Margie and I, several weeks ago, took up talking about an effort I shut down after my son’s death. I never wanted to let the ideas die, but I needed to let it rest until my trauma had cooled. Out talking about my second adventure into a psychopath’s moments of success opened the door, allowing her to catch sight of my prior effort. While the psychologist in her hasn’t given up on my second adventure, that deep spiritual side of her is also interested in what I call, “Accidents of Grace”.
Below is a somewhat buffed up response to Margie’s questioning of why I used such a title?
In an effort to move over to your inquiry about “grace”, I’ll let the diatribe of my no longer agile mental process kick out of gear and coast us on toward who knows where. I figure freewheeling on the precipice of my thought process is always the best.
My motivation in linking the word “accidents” with that other one we call “grace” is meant to convey our chronic misunderstanding not of God but of ourselves. As I went about generating this imagery my attention was caught up in those masses who abandoned our Lord as He ceased to heed to their beck and call in the Gospels. I guess up toward 90 percent of those following him, abandoned him as he pulled back from being instep with their psychosocial projections! Via my feeble eyes, they pulled away because of what HE revealed to them of themselves.

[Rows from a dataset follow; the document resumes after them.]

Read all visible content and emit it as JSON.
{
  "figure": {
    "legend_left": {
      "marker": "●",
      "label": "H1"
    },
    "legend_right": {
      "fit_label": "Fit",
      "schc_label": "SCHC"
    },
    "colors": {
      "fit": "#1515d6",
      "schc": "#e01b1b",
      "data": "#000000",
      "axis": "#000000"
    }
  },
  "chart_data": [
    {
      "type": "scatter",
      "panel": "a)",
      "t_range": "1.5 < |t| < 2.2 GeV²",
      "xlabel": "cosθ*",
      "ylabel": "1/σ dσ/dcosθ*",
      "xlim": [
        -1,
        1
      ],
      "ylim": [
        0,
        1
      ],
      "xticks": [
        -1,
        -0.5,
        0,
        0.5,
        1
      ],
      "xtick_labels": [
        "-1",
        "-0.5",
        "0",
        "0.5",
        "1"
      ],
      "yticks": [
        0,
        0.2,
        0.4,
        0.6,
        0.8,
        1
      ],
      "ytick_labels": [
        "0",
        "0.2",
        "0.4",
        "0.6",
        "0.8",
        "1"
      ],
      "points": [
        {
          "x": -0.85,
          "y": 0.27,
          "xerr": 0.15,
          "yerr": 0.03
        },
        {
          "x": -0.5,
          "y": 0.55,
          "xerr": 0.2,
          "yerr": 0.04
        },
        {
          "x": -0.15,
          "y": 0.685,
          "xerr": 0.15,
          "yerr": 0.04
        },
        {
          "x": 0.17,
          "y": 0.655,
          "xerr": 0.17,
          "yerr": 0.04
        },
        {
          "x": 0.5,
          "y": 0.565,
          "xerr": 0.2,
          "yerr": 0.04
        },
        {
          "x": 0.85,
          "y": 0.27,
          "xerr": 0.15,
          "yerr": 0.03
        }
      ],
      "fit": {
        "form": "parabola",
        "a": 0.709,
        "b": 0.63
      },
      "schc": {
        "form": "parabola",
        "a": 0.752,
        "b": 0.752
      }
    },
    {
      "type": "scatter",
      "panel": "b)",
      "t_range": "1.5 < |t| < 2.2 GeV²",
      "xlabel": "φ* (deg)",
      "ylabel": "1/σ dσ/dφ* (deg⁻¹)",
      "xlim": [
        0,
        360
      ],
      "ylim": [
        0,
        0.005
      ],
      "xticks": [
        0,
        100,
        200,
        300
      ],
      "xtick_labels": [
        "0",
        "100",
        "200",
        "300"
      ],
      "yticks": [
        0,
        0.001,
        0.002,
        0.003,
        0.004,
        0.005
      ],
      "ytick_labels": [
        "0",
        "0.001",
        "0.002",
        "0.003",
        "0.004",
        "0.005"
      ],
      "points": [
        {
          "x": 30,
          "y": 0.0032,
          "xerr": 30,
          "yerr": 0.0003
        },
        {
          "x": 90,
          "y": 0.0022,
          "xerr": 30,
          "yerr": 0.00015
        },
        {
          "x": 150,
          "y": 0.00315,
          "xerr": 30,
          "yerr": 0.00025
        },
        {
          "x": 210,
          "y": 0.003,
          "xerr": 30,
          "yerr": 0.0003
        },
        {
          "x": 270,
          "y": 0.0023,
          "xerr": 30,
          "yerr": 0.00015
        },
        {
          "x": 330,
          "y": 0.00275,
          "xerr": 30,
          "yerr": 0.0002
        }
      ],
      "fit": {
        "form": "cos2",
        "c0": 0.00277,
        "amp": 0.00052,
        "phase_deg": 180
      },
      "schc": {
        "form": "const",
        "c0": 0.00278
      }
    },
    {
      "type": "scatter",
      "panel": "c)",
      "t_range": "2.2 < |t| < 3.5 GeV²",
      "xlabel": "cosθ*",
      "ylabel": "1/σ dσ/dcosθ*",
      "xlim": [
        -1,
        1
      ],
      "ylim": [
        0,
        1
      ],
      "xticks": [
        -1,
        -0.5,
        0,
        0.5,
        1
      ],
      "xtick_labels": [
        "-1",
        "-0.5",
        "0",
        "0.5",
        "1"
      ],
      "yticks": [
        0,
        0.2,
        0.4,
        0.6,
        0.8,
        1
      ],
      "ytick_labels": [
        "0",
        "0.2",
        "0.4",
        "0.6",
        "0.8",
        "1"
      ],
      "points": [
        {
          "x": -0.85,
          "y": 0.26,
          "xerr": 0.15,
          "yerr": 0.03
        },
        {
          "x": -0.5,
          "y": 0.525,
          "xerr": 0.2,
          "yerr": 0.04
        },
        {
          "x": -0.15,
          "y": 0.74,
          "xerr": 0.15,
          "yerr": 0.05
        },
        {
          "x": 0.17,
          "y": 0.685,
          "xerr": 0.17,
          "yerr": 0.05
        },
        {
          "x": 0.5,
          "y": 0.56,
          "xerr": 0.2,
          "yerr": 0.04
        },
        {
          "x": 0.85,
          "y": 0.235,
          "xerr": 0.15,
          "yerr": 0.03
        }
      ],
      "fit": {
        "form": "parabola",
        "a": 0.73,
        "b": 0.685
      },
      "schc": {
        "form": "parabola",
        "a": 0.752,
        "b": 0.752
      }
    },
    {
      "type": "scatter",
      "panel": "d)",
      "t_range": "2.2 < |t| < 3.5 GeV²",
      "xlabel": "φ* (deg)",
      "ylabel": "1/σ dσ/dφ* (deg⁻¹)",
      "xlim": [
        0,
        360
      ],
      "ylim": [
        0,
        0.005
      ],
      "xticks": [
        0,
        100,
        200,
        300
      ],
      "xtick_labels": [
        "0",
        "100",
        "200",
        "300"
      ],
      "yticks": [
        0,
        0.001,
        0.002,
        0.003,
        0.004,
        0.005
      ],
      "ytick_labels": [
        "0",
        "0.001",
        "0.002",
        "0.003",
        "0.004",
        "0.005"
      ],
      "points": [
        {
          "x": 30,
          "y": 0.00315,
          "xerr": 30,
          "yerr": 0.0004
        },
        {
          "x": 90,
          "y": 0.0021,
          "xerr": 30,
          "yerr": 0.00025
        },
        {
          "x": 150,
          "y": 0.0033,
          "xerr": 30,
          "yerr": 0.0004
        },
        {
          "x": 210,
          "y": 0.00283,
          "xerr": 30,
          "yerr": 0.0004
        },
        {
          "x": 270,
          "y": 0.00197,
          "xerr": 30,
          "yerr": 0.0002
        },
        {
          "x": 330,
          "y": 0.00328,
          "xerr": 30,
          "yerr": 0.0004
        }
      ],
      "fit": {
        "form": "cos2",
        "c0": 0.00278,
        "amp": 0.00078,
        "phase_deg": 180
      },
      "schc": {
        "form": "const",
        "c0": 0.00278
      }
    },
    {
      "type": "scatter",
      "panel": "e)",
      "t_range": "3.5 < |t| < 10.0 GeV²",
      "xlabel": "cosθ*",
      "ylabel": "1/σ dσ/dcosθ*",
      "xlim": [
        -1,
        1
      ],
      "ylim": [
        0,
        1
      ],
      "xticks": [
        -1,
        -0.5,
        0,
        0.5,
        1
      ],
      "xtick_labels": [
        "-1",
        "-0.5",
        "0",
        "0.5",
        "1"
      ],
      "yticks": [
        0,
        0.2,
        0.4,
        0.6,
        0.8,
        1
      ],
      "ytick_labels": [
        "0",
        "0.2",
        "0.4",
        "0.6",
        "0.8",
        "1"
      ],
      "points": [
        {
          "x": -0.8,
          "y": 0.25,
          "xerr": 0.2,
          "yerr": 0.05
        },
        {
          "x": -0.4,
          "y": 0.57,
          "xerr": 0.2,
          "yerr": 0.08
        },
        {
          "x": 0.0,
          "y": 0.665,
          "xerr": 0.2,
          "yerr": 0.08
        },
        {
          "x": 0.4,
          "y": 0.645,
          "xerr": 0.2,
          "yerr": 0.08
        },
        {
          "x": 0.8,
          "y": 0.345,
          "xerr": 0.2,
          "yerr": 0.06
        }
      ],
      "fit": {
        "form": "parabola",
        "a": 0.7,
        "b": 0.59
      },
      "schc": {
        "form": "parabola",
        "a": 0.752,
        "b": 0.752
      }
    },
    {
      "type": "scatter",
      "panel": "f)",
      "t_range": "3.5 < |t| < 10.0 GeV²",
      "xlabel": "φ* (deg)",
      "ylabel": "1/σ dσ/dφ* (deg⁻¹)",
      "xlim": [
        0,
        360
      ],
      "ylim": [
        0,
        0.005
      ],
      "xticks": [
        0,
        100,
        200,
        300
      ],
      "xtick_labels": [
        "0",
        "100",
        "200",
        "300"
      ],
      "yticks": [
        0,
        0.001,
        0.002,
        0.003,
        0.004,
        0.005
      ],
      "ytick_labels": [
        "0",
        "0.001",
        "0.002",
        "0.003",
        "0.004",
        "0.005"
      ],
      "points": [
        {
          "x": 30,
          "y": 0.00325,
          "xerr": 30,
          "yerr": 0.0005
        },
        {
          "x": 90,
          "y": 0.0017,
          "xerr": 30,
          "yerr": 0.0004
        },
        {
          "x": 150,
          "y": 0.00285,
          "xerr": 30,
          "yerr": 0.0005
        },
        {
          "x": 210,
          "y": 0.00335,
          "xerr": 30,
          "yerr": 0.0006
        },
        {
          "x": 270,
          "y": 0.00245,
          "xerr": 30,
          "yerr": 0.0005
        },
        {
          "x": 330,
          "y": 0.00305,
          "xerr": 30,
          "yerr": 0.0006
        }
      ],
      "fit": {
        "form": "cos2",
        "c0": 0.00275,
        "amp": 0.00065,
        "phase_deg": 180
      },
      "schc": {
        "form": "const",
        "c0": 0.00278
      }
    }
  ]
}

So then, in my socially repugnant mind, I imagine God’s grace as abundant but misunderstood, misapplied and grossly misappropriated by 100% of humanity across the whole of our time here. To make this a little clearer, I do not think of each of us as being consistently erroneous in all areas of life. Like everyone else, I unevenly apply to myself the same pilfering of God’s grace as I’ve fitted to everyone else. Given that stance, I then do agree with much of Grace voiced by most every posturing called Christianity but definitely not fully.
And so, if by seeing one context of my life as an act of God’s grace, as advocated by my favored theological stance, I then expect an outcome properly fitted to how I think God’s love is to be working out in my life. What then do I struggle to not project onto those contexts’ as things don’t work out as expected? Both, that I must have done something wrong or that God’s timing is different than expected. So, either I missed the mark or that God held that grace back until I make a correction. Here is the crux of my point. I see it as more likely that by so thinking I am projecting the lie(s) I have learned to call my(-)self onto God.
By choosing to see it as more likely that what I have identified as “grace” is justification for sinful behaviors, I have begun trying to open the door, allowing God to show me where, what and how His grace really is. So doing means that I am learning to question my theological and psychosocial projections onto God. Not because I am convinced those are uniformly mistaken but rather, more likely, misappropriated by me.
Rather than holding to the Church, which is us, as if my favored group, the Eastern Orthodox, are without error I hold to them because of what I see in and through them as truer to who I am learning to see myself over the past decades. My struggle is to slam the breaks on my unconscious tendencies to judge others by my own sinful projections of what God has said rather than to bite my lips knowing, I’m the one speaking and not God.
My lack of confidence in any particular church being right is a rejection of what I see as a primary lie. I choose to not walk away because of their not seeing things my way. By so doing my feeble attempt is to keep away from dominating. Unfortunately, I am certain that even here I am infested with the termites called mistakes.